Le blocus d'Ormuz provoque une flambée de 40% des prix des engrais
Le blocus commercial effectif du détroit d'Ormuz début mars 2026 a immédiatement provoqué des ondes de choc sur les marchés des matières premières, commençant par l'énergie et se propageant rapidement à l'agriculture. L'arrêt du passage commercial, déclenché par un conflit escaladant avec l'Iran, a perturbé plus de 20 millions de barils de pétrole par jour. L'impact le plus profond, cependant, concerne la chaîne d'approvisionnement mondiale en engrais. Le gaz naturel, un intrant clé pour les engrais azotés, a vu ses lignes d'approvisionnement coupées, provoquant une envolée des prix de l'urée de 30 à 40 % depuis le début du conflit. Ce choc des prix s'est déjà répercuté sur les marchés boursiers, les producteurs nord-américains comme Nutrien et LSB Industries ayant gagné respectivement 19 % et 57 % au cours du mois dernier, étant géographiquement isolés de la perturbation immédiate.
Les prix du maïs face à une hausse de 30% alors qu'un choc de l'offre menace
Bank of America avertit que les marchés agricoles n'ont pas encore pleinement intégré l'impact d'un conflit prolongé. La crise se propage de l'énergie à l'alimentation par une transmission claire en trois étapes : augmentation des prix de l'énergie, hausse des coûts des engrais et du transport, et une contraction éventuelle de l'offre de récoltes. Le maïs est particulièrement vulnérable en tant que culture à forte teneur en azote. Si le conflit s'étend au deuxième trimestre de 2026, les analystes prévoient que les prix du maïs pourraient grimper de 20 à 30 %, avec une augmentation de 15 à 20 % pour le blé. La perturbation menace de faire chuter le ratio stocks/utilisation de maïs américain d'un niveau prévu de 13 % à un plus bas décennal de 8,7 % pour la saison 2026/27, créant des conditions où les prix pourraient tester leurs sommets de 2022.

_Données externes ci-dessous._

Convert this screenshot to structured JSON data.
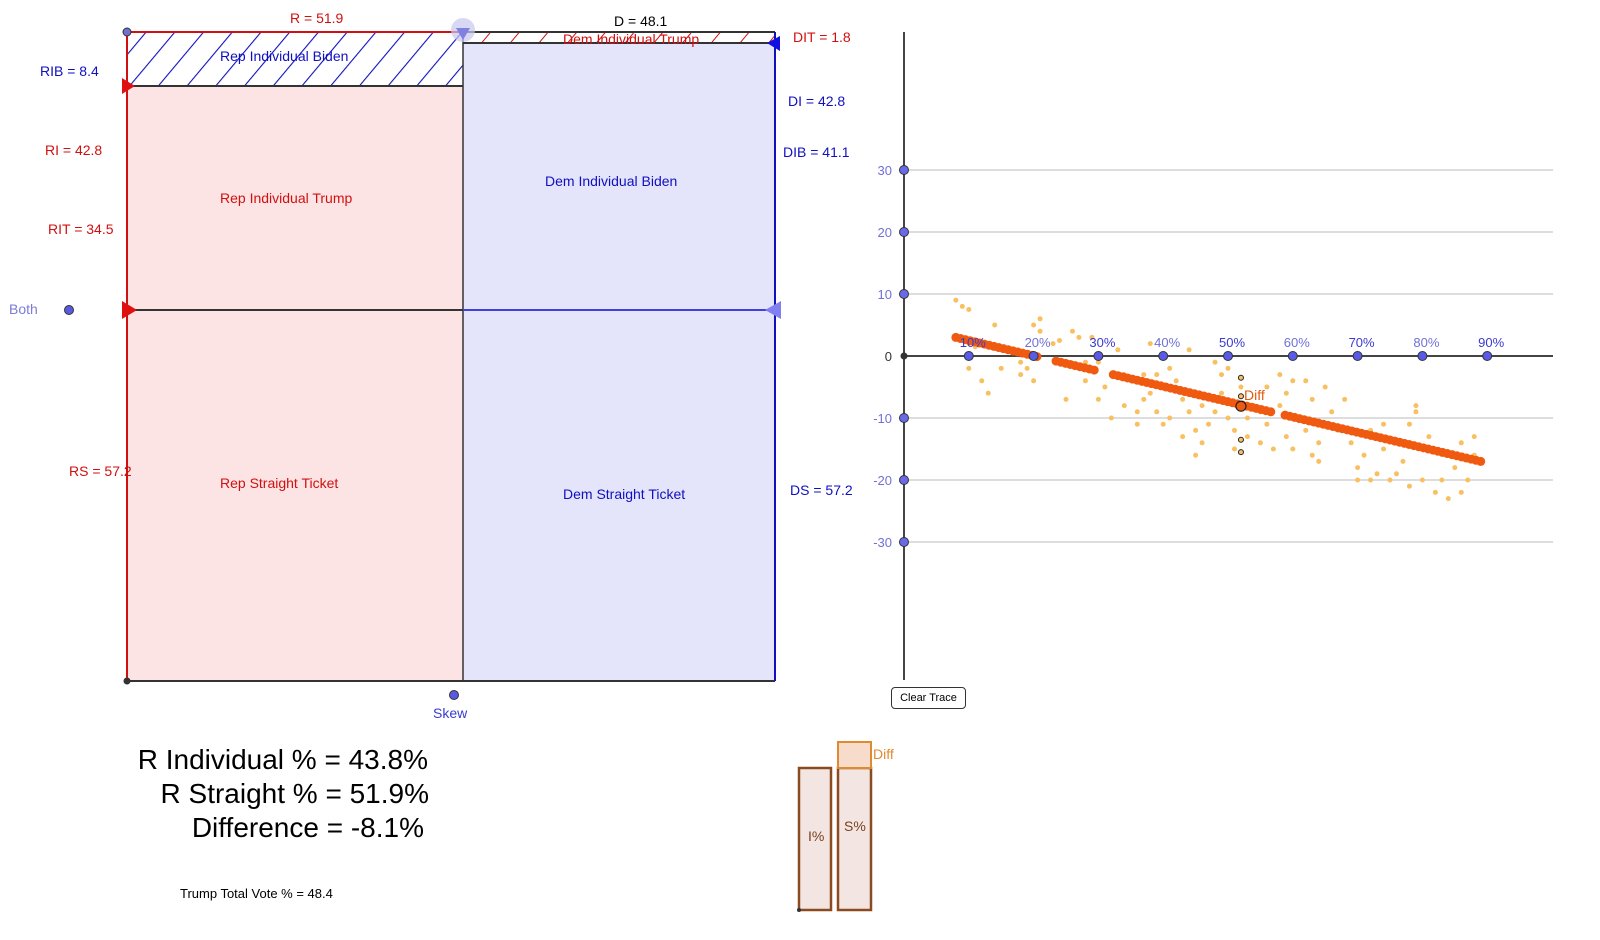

Dans cet environnement de faibles stocks, les prix du maïs pourraient facilement dépasser 6 dollars le boisseau. Si le conflit s'éternise au second semestre 2026, un nouveau test du record historique de 8 dollars le boisseau n'est pas à exclure.
— Daryna Kovalska, Stratégiste, Bank of America.
La paralysie du centre de production mondial pose un risque plus important qu'en 2022
La crise actuelle présente un risque systémique plus important que la perturbation de 2022 causée par la guerre russo-ukrainienne. Alors que l'événement de 2022 était concentré en Europe et dans la CEI, qui représentaient respectivement seulement 17 % et 11 % de la capacité mondiale d'engrais, le blocus d'Ormuz cible directement le centre de gravité mondial de l'industrie. L'Inde, le Moyen-Orient et l'Asie – tous fortement dépendants du détroit pour les importations d'énergie ou les exportations directes – représentent 65 à 70 % de l'approvisionnement mondial en urée. La paralysie de ce centre de production, associée aux fermetures d'usines au Qatar et aux réductions de production en Inde et au Pakistan, crée une crise tirée par l'offre qui dépasse de loin le choc tiré par les coûts de 2022. Cette vulnérabilité structurelle a incité les investisseurs institutionnels à passer rapidement de positions nettes courtes à nettes longues sur les matières premières agricoles, pariant que le pire est encore à venir.